The decision followed Erdogan's call to "to get rid of exchange rate's pressure and to use gold against the dollar."

Speaking to RT about Turkey’s decision to repatriate its gold from the US Federal Reserve, Anatoly Aksakov (chairman of the State Duma Committee on Financial Markets) said: "We do not have a gold reserve in the US, we have only Forex (foreign exchange) reserves abroadNo one can lay hands on our gold."

By removing gold from one jurisdiction to another you are making one very loud and political statement - we can look after our gold and we don't want you anywhere near it.

Decisions by both western and non western countries to repatriate their gold tells the US that they will no longer have power over their foreign reserves and that they do not trust them to look after them.

Conclusion - Be your own central bank and take delivery or own in safest vaults, in safest jurisdictions in the world

Russia and increasingly Turkey and China are countries that are increasingly seen as threats to the West, in one form or another. As a result various measures have been taken against them to make international trade and negotiations very difficult.

Whether through sanctions or trade tariffs countries are beginning to really feel the weight of the US and its allies' powers. As a result, they are using gold to protect themselves and to protect their foreign exchange reserves and hard earned national savings.

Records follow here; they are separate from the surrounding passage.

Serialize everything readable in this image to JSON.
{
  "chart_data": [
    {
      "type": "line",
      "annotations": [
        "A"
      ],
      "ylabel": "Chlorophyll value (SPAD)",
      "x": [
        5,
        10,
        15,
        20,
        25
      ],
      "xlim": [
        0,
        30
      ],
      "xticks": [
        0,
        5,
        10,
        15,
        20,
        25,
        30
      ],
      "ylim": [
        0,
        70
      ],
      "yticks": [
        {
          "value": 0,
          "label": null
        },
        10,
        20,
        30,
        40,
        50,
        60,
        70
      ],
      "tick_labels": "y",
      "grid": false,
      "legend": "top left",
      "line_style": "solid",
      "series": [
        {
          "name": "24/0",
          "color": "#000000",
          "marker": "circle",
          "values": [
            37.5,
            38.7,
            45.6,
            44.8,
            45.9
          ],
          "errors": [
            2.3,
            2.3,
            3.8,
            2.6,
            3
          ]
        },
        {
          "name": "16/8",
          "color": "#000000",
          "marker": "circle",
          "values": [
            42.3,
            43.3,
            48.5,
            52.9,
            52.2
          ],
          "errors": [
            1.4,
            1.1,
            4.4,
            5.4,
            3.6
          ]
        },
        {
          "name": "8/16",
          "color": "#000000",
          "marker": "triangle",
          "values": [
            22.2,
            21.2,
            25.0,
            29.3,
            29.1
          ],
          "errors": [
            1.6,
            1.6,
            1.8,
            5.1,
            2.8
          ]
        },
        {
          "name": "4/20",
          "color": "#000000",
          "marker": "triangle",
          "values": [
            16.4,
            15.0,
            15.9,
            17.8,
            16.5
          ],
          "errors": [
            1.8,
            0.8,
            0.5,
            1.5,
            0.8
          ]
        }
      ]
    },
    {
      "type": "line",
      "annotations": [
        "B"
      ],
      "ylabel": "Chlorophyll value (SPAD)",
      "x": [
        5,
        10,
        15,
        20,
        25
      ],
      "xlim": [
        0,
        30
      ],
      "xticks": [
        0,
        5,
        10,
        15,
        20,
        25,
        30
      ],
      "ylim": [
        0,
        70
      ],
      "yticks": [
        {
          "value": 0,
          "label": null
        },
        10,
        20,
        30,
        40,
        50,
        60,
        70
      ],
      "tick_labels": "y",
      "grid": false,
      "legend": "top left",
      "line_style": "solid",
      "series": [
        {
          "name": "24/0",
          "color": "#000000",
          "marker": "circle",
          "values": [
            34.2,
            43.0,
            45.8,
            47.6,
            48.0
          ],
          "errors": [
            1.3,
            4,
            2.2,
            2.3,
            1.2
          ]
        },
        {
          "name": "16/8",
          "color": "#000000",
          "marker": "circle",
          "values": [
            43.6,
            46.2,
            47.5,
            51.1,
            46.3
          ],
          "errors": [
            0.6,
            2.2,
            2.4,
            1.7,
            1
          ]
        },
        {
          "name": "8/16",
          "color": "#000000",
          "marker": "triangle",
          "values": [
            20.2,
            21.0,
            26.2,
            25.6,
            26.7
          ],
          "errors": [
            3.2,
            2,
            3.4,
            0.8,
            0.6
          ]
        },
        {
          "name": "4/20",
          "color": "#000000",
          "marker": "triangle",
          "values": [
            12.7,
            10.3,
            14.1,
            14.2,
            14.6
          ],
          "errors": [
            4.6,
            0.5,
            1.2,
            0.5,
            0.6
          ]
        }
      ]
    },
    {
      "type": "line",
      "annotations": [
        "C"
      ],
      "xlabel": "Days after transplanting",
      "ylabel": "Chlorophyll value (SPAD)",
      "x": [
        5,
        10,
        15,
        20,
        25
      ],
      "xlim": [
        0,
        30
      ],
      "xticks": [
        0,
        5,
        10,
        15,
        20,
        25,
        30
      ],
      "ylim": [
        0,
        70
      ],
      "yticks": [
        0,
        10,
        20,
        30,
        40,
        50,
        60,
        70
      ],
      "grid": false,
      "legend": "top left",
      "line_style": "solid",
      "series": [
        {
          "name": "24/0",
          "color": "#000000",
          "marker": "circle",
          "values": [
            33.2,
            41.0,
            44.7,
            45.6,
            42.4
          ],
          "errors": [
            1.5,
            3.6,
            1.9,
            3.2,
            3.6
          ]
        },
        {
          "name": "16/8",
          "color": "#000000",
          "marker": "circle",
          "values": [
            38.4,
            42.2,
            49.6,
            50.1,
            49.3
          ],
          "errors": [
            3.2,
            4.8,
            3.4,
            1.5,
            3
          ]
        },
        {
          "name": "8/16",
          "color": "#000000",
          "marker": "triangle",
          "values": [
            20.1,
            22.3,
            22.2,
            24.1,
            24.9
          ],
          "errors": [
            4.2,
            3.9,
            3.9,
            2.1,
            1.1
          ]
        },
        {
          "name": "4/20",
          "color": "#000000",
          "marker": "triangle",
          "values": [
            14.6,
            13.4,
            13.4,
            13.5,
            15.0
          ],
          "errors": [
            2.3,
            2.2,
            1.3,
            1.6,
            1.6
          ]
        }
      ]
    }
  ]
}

Investors can learn something here. Fiat currencies will always have a counterparty that is far more powerful than the saver or pension holder. There is rarely little interest by the fiat issuer to take note of how it's currency management is affecting the individual's savings and investments.

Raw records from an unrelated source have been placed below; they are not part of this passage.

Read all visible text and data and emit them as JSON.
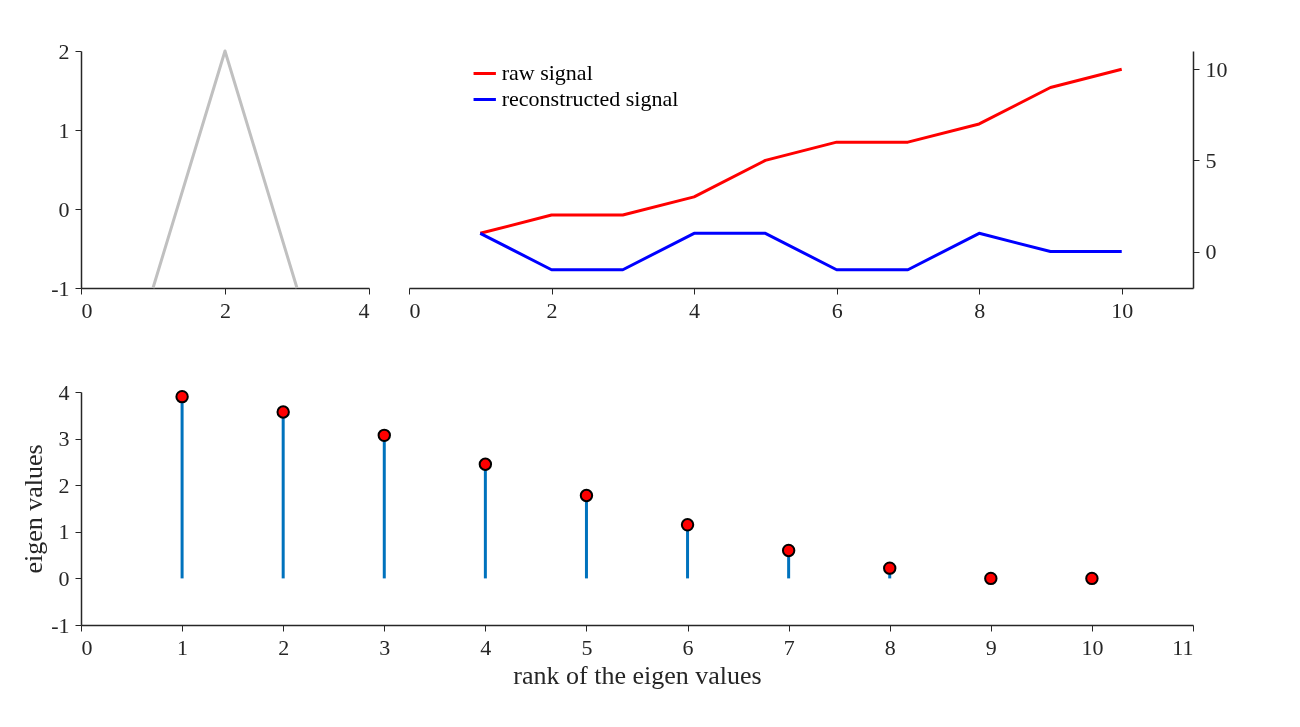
{
  "chart_data": [
    {
      "type": "line",
      "x": [
        1,
        2,
        3
      ],
      "series": [
        {
          "color": "#c0c0c0",
          "values": [
            -1,
            2,
            -1
          ]
        }
      ],
      "xlim": [
        0,
        4
      ],
      "xticks": [
        0,
        2,
        4
      ],
      "ylim": [
        -1,
        2
      ],
      "yticks": [
        -1,
        0,
        1,
        2
      ],
      "grid": false,
      "marker": "none",
      "line_style": "solid"
    },
    {
      "type": "line",
      "x": [
        1,
        2,
        3,
        4,
        5,
        6,
        7,
        8,
        9,
        10
      ],
      "series": [
        {
          "name": "raw signal",
          "color": "#ff0000",
          "values": [
            1,
            2,
            2,
            3,
            5,
            6,
            6,
            7,
            9,
            10
          ]
        },
        {
          "name": "reconstructed signal",
          "color": "#0000ff",
          "values": [
            1,
            -1,
            -1,
            1,
            1,
            -1,
            -1,
            1,
            0,
            0
          ]
        }
      ],
      "xlim": [
        0,
        11
      ],
      "xticks": [
        0,
        2,
        4,
        6,
        8,
        10
      ],
      "ylim": [
        -2,
        11
      ],
      "yticks": [
        0,
        5,
        10
      ],
      "grid": false,
      "legend": "top left",
      "marker": "none",
      "line_style": "solid"
    },
    {
      "type": "lollipop",
      "x": [
        1,
        2,
        3,
        4,
        5,
        6,
        7,
        8,
        9,
        10
      ],
      "series": [
        {
          "color": "#ff0000",
          "values": [
            3.9,
            3.57,
            3.07,
            2.45,
            1.78,
            1.15,
            0.6,
            0.22,
            0,
            0
          ]
        }
      ],
      "xlabel": "rank of the eigen values",
      "ylabel": "eigen values",
      "xlim": [
        0,
        11
      ],
      "xticks": [
        0,
        1,
        2,
        3,
        4,
        5,
        6,
        7,
        8,
        9,
        10,
        11
      ],
      "ylim": [
        -1,
        4
      ],
      "yticks": [
        -1,
        0,
        1,
        2,
        3,
        4
      ],
      "marker": "circle"
    }
  ]
}
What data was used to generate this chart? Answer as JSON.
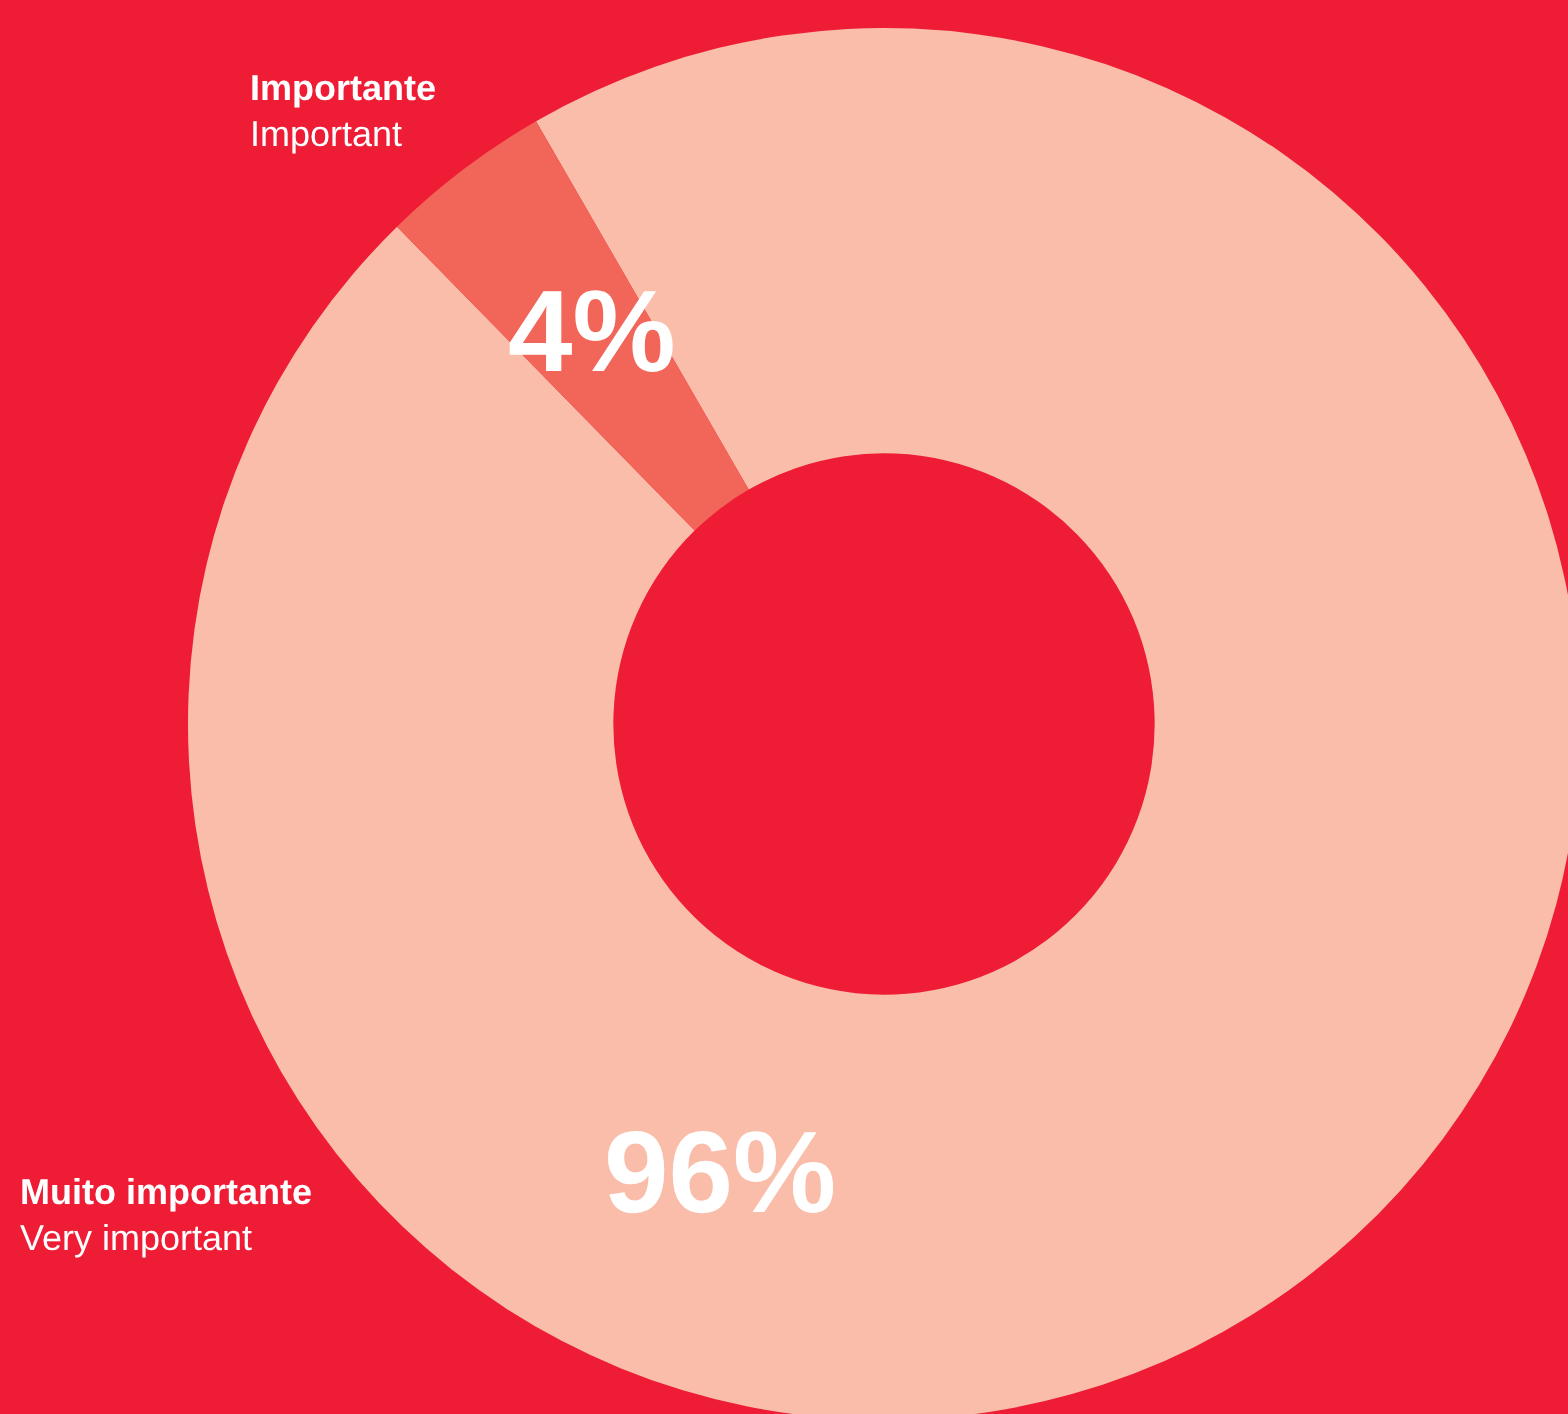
{
  "chart_data": {
    "type": "donut",
    "categories": [
      "Muito importante",
      "Importante"
    ],
    "values": [
      96,
      4
    ],
    "colors": [
      "#f9bdaa",
      "#f2665a"
    ],
    "value_labels": [
      "96%",
      "4%"
    ],
    "annotations": [
      "Very important",
      "Important"
    ]
  }
}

Gold removes this risk. Central banks are unable to impact the supply or holding of physical gold that an investor holds legal title to and stores in a safe jurisdiction.

The likes of Russia, Turkey and China recognise the financial independence holding gold bullion can bring, they also understand the importance of storing it at a location that cannot be compromised by western sanctions, central bank screw-ups, political targeting and nationalisation of gold assets and gold companies.

Investors should follow suit and act as their own central bank. Prepare financially by having a sensible allocation to physical gold so that it is protected from central banks massive monetary experiment that risks destroying all hard earned wealth.

Gold also serves to protect in times of heightened geopolitical risk, terrorism and war. Follow the same steps as these aforementioned countries - own physical gold, store in a safe jurisdiction and ensure you have legal title to your bullion through allocated and segregated bullion ownership.